South Korea’s financial authorities failed to notice a mammoth embezzlement scheme at a top bank here, in which an employee withdrew a combined 61.4 billion won ($48.84 million) from 2012 to 2018, despite carrying out 11 audits during the period, sources said Monday.
Police arrested the employee surnamed Jeon, who is in his 40s, last Wednesday mere hours after Woori Bank had reported the theft. Jeon -- who had worked at Woori Bank for almost a decade -- turned himself in.
The employee invested the stolen money in derivatives and aided his brother’s business tied to a golf resort development in New Zealand, police said. The employee took out a total of 61.4 billion won in three separate withdrawals -- in 2012, 2015 and 2018 -- Woori said in a regulatory filing Thursday.
Namdaemun Police Station on Monday raided Woori Bank headquarters in central Seoul and Jeon‘s home to search for evidence related to the embezzlement. They also raided the home of Jeon’s brother, who received about 10 billion won of the stolen money and was arrested Thursday as an alleged accomplice.
Prior to his arrest, Jeon reportedly tried to wire some of the money to his wife and daughter in Australia, but failed to do so after Woori discovered the plan.
The scandal drew swift condemnation from the public, who said the authorities and Woori Bank’s lax oversight allowed such massive embezzlement to go on under their noses for a decade.
The watchdog Financial Supervisory Service reportedly ran a total of 11 inspections and audits on Woori Bank from 2012 and 2018 when the embezzlement took place. In 2015, the FSS discovered a loan fraud case amounting to nearly 11.2 billion won that took place between 2008 to 2013 in Woori’s Tokyo branch, but Jeon’s embezzlement flew under the radar.
“We will definitely look into firms that have audited Woori Bank. I cannot understand how they missed the irregularities, either,” said Jeong Eun-bo, chief of the FSS.
Neither of the two accounting firms that audited the bank in the last decade had raised any red flags.
But the watchdog’s chief was wary of holding Woori Bank executives criminally liable for the theft, saying it would be too early to do so.
“If we find out they had been negligent, then it would be a different story,” he said.
In an email addressed to employees, Woori Bank CEO Lee Won-duk pledged to find out if there were any additional accomplices in the case and seek legal action if necessary. He vowed to rebuild customer trust, which the bank had failed to protect through the recent case.
“The embezzlement case came when Woori entered a new age after its privatization,” Lee said in the email.
“A single man’s evil intentions and selfish crimes have shaken Woori’s reputation and trust that our employees have built for a long time. We are currently investigating the matter and if there are any other accomplices, we will ask them to take severe responsibility.”
Woori Bank became technically fully privatized in November last year after the government sold its remaining shares in the bank to private investors and recouped some 897.7 billion won of taxpayers’ money it had funneled into the lender in the aftermath of the 1997-1998 Asian financial crisis.

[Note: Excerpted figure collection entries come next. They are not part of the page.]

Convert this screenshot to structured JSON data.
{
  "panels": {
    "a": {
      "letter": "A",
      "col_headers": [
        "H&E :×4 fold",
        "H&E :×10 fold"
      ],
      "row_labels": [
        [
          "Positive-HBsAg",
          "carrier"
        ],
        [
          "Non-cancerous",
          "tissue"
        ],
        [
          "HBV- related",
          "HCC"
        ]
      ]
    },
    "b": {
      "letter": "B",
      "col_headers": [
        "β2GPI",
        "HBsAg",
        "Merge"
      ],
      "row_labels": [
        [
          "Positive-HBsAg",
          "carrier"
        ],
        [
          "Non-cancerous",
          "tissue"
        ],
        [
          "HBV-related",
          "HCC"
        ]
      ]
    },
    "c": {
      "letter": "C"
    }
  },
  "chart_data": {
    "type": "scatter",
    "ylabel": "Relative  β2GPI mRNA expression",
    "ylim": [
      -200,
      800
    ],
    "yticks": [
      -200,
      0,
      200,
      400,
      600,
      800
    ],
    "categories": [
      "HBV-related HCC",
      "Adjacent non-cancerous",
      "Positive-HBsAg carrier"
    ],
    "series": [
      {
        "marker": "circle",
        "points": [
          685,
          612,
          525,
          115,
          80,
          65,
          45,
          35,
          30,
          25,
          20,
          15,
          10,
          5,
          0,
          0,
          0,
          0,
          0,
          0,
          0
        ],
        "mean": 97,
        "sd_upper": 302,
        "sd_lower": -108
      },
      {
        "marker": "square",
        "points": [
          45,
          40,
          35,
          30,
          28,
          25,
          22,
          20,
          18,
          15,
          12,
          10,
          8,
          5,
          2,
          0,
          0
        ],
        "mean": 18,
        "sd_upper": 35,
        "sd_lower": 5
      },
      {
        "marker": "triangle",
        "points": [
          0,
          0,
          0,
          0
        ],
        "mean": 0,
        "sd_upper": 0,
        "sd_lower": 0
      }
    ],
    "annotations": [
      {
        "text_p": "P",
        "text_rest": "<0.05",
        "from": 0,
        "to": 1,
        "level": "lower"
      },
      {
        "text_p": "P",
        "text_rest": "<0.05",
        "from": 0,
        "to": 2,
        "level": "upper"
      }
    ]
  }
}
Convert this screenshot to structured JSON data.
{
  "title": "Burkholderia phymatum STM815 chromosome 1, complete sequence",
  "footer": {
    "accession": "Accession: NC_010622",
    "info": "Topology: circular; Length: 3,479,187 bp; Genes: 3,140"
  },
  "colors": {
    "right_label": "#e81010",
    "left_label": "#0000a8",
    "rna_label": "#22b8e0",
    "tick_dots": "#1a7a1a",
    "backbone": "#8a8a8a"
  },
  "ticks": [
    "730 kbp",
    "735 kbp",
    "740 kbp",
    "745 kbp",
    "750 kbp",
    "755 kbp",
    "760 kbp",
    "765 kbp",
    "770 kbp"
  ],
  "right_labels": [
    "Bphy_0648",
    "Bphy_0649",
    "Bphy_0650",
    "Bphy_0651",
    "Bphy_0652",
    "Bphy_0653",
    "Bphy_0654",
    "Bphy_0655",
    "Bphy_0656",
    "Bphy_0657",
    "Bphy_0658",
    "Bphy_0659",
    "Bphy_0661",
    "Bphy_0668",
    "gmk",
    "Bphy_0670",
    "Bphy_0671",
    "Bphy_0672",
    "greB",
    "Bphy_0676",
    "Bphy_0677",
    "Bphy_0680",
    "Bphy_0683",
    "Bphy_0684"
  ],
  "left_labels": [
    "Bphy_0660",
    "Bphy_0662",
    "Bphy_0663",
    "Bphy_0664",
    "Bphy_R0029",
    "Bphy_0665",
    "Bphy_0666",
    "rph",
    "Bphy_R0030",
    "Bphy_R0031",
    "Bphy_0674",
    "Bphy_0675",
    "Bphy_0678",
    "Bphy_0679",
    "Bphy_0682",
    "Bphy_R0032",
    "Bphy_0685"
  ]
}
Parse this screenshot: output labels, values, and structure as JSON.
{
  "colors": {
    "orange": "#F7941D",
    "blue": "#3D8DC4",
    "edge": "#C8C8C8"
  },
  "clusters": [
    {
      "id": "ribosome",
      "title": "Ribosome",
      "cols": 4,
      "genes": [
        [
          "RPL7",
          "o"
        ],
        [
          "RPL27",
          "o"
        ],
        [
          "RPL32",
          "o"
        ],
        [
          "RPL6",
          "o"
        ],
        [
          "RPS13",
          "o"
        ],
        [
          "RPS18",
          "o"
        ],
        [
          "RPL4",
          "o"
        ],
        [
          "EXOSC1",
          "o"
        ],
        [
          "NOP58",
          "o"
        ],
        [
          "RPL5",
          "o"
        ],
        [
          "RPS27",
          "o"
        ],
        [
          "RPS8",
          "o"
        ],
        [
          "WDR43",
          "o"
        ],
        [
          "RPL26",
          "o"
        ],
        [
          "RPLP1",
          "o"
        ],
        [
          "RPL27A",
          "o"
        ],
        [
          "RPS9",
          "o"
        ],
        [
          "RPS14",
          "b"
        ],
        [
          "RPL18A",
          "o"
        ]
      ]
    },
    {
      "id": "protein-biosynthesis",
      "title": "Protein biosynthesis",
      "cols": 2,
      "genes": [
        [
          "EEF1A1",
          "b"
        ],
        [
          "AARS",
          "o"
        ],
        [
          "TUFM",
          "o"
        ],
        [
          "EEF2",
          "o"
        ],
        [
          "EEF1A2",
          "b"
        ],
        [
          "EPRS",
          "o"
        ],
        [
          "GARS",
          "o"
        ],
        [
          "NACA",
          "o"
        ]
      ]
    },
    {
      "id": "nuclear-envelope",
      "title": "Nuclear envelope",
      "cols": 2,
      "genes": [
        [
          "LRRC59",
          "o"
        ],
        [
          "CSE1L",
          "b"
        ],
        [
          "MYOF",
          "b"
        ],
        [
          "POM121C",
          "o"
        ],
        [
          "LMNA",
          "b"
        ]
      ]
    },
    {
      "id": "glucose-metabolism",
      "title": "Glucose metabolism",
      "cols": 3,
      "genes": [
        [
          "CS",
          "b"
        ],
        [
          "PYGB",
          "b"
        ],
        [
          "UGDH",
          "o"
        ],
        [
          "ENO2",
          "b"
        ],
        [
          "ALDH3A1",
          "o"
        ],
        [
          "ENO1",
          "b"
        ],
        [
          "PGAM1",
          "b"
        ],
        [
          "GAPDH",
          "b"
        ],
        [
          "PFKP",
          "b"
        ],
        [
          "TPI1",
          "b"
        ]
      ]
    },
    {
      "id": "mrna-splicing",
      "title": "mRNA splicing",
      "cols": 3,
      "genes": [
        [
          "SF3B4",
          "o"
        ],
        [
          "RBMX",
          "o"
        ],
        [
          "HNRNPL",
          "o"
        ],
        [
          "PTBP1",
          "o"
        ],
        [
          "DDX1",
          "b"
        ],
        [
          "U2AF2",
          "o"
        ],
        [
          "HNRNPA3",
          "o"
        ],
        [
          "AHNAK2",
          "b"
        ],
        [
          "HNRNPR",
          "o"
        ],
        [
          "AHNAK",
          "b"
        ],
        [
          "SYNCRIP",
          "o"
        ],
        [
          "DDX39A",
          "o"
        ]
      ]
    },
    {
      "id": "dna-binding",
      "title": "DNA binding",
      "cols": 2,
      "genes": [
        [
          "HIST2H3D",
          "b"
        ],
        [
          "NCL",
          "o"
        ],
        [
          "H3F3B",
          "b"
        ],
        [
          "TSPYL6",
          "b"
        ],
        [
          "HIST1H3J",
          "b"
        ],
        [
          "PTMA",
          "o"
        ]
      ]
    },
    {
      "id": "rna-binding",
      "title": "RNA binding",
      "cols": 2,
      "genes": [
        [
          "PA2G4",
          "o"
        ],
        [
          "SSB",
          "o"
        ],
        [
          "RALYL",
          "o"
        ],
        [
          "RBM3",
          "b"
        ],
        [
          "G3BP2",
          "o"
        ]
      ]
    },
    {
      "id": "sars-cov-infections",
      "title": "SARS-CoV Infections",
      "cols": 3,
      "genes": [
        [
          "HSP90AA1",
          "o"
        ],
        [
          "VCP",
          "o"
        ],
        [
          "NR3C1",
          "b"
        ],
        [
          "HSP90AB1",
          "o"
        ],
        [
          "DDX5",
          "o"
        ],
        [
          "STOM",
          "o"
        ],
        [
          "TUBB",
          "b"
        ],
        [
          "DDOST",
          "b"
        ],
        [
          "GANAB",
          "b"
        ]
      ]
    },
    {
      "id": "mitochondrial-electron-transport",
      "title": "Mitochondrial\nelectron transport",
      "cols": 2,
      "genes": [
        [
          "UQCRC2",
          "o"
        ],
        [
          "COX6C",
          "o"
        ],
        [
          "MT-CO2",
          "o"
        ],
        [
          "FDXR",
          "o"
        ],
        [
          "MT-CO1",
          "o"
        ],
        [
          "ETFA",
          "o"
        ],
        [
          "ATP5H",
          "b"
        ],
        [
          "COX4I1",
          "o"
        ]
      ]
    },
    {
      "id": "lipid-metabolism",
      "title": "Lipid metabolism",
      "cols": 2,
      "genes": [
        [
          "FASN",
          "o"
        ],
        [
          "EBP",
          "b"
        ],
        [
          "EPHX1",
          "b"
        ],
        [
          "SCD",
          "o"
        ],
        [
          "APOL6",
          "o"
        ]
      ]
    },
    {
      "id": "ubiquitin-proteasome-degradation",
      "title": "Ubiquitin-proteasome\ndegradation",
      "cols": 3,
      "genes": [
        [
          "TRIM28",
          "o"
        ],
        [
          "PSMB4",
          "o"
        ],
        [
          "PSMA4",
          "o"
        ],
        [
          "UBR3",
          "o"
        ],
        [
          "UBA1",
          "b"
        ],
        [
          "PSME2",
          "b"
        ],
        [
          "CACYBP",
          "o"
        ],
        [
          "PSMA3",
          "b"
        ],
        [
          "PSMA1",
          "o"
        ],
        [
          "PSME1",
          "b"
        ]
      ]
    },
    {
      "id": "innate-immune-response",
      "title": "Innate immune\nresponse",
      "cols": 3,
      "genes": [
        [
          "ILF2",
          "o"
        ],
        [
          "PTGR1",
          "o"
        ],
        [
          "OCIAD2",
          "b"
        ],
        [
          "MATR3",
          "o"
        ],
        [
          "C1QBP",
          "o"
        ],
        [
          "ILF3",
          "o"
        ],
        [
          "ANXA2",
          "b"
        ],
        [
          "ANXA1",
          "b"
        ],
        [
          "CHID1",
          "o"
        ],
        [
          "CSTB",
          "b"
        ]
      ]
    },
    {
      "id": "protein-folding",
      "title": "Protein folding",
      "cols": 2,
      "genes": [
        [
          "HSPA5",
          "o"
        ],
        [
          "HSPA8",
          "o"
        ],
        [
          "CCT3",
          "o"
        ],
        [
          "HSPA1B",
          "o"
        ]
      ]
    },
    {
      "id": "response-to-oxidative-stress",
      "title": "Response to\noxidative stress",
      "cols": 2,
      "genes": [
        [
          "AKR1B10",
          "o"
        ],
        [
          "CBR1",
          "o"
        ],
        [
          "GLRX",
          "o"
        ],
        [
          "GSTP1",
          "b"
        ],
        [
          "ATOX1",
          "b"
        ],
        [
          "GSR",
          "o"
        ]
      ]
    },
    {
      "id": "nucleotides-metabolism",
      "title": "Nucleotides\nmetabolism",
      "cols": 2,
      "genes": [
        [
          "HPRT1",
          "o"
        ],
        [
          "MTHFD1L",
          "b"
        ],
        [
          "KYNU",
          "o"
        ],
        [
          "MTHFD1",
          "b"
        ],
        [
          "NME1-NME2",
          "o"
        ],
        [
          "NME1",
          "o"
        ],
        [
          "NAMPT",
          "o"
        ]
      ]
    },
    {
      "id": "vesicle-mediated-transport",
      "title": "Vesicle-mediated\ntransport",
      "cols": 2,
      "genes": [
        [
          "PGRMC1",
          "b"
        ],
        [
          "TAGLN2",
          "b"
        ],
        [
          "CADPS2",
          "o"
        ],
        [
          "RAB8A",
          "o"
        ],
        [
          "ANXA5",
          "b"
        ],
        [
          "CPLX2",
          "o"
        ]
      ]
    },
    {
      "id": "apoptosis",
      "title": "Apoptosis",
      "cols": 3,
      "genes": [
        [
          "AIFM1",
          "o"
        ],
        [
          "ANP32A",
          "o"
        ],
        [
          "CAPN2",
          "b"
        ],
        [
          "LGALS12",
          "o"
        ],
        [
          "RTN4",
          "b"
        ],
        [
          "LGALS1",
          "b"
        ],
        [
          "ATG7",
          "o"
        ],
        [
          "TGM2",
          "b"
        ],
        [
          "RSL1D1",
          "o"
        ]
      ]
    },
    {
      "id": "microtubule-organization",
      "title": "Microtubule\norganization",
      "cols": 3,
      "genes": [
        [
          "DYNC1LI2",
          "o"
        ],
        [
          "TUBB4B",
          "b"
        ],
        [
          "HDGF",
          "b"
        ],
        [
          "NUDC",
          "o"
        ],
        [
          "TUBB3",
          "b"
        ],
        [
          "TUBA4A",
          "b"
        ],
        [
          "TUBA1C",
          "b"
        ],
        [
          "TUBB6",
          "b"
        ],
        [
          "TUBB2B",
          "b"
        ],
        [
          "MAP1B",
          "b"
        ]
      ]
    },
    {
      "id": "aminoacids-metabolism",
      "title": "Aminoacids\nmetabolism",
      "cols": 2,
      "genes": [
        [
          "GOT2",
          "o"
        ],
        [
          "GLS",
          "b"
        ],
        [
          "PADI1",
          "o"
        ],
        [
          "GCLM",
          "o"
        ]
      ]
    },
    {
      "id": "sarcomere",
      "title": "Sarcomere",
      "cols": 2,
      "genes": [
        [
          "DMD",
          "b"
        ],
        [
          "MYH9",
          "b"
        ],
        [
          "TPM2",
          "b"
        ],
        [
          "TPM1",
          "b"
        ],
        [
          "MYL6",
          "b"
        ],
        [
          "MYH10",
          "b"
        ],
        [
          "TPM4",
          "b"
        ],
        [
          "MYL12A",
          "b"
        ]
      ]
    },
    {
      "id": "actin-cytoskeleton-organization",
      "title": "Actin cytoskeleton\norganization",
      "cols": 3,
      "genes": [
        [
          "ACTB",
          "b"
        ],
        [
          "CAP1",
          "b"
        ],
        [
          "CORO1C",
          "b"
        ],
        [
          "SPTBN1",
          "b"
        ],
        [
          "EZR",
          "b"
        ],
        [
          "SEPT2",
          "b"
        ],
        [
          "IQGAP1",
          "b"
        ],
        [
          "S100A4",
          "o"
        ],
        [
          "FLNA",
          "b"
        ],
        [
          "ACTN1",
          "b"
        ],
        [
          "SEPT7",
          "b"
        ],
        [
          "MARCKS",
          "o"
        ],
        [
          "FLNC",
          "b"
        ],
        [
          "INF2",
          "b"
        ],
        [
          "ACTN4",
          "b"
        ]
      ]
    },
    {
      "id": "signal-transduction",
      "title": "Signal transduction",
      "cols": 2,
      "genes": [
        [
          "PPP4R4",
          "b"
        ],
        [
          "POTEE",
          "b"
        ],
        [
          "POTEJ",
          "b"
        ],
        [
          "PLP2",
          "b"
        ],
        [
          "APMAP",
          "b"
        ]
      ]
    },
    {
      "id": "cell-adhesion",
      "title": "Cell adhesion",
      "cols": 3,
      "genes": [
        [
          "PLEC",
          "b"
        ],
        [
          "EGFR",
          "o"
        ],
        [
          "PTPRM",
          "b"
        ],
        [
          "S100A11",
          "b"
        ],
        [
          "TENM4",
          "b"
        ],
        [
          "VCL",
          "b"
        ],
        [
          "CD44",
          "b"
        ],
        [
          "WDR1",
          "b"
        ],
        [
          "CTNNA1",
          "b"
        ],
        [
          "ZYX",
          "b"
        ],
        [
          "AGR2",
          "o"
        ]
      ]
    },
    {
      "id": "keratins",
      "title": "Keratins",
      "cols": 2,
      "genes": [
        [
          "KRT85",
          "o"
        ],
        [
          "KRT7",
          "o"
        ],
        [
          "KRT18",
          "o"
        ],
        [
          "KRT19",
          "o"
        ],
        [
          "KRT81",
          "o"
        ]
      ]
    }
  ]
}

The stolen 61.4 billion won was part of compensation Woori was set to pay Iran’s Dayyani Group over an investor-state dispute settlement in 2015.
Dayyani, the family behind Iranian consumer electronics group Entekhab, asked Seoul to return a $50 million deposit used for a failed bid to purchase a majority stake in Daewoo Electronics. In 2018, the World Bank’s settlement body ordered Korea to provide compensation totaling 73 billion won.
But the transfer of the money was on hold because of US sanctions on Iran. An exemption was granted to facilitate the transfer early this year, prompting a review of the accounts and the discovery of the theft that had gone unnoticed for a decade.
Authorities believe Jeon had managed to stay under the radar for the last 10 years by forging account records. Still, critics say the bank would have caught the theft much sooner had it put in place the appropriate internal and external oversight measures.